On n’a rien à perdre à repenser la condition du philosophe comme une émergence évolutive improbable …

Jusqu’à une date récente, l’anthropologie philosophique allemande appartenait au passé. Des hypo­thèses fameuses, mais assez aventureuses (la néoténie, la positionalité excentrique, l’être lacunaire), un contexte intellectuel d’entre-deux-guerres inspirant plus souvent le soupçon que l’enthousiasme, semblaient remiser ce mou­vement au rayon certes respectable mais sans grand avenir de ce que l’on appelle, faute de mieux, l’histoire de la pensée. Les choses ont changé. Hans Blumenberg (1920-1996) fait office de passeur entre la génération maintenant ancienne des aînés et ceux qui, aujourd’hui, ambitionnent de rouvrir le dossier anthropolo­gique.

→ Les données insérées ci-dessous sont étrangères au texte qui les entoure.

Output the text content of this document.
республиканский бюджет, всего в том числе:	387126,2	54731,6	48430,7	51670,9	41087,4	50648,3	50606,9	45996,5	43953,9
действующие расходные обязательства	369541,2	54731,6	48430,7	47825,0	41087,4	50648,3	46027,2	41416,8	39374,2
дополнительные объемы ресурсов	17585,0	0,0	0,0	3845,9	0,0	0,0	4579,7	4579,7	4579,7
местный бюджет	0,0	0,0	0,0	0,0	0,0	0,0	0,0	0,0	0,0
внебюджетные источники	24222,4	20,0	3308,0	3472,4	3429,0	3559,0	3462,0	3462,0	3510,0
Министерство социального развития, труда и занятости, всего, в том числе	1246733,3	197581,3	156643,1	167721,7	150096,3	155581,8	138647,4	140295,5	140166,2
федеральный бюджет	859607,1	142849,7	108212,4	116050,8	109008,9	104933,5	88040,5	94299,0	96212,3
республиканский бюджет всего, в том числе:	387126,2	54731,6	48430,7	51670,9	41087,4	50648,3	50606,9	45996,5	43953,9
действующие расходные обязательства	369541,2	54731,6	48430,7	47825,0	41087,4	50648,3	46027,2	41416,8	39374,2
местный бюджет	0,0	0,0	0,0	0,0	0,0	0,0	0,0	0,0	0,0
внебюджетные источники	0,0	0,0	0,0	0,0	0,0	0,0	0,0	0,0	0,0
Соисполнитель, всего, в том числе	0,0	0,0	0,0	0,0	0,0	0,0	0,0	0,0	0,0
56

On a pris la mesure de la fécondité de cette œuvre en lisant la Des­cription de l’homme, parue en France en 2011.Un double paysage intellectuel s’offrait en effet à nous: non seulement celui d’une pensée (celle de Blumenberg), mais à tra­vers elle de tout un domaine de pensée (celui, encore largement inexploré, de l’anthropologie philosophique allemande). La Description de l’homme four­mille ainsi de récits, d’images ou de figures qui ont en commun chaque fois de donner à voir autant qu’à penser; l’audace de la conjecture y est partout.

6a00d8341ce44553ef0191024f18c6970c-800wiS’il est vrai que l’homme est tou­jours déjà né quand se raconte son histoire, et que sa morphologie actuelle n’est que le résultat visible de processus évolutifs largement indis­cernables, alors nous venons par principe trop tard et n’aurons jamais affaire qu’à une crypto­genèse. Ainsi la théorie doit se faire d’autant plus imaginative que les données sont rares et épistémologiquement fragiles. Pour qui prend au sérieux, paléontologiquement ou philosophiquement, la question de l’origine -origine de la socialité interhumaine, du langage, de la technique, de l’art ou de la reli­gion- la préhistoire n’offre que des pointillés. C’est pourquoi il faut bien à un moment, faute de données en nombre suffisant, et au moins à titre heuristique, se mettre à raconter une histoire. Témoin le scénario de l’homme chasseur, ou celui de la femme cueilleuse, ou encore de l’homme récupérateur, qui scandent l’histoire de la paléo-anthropologie contemporaine.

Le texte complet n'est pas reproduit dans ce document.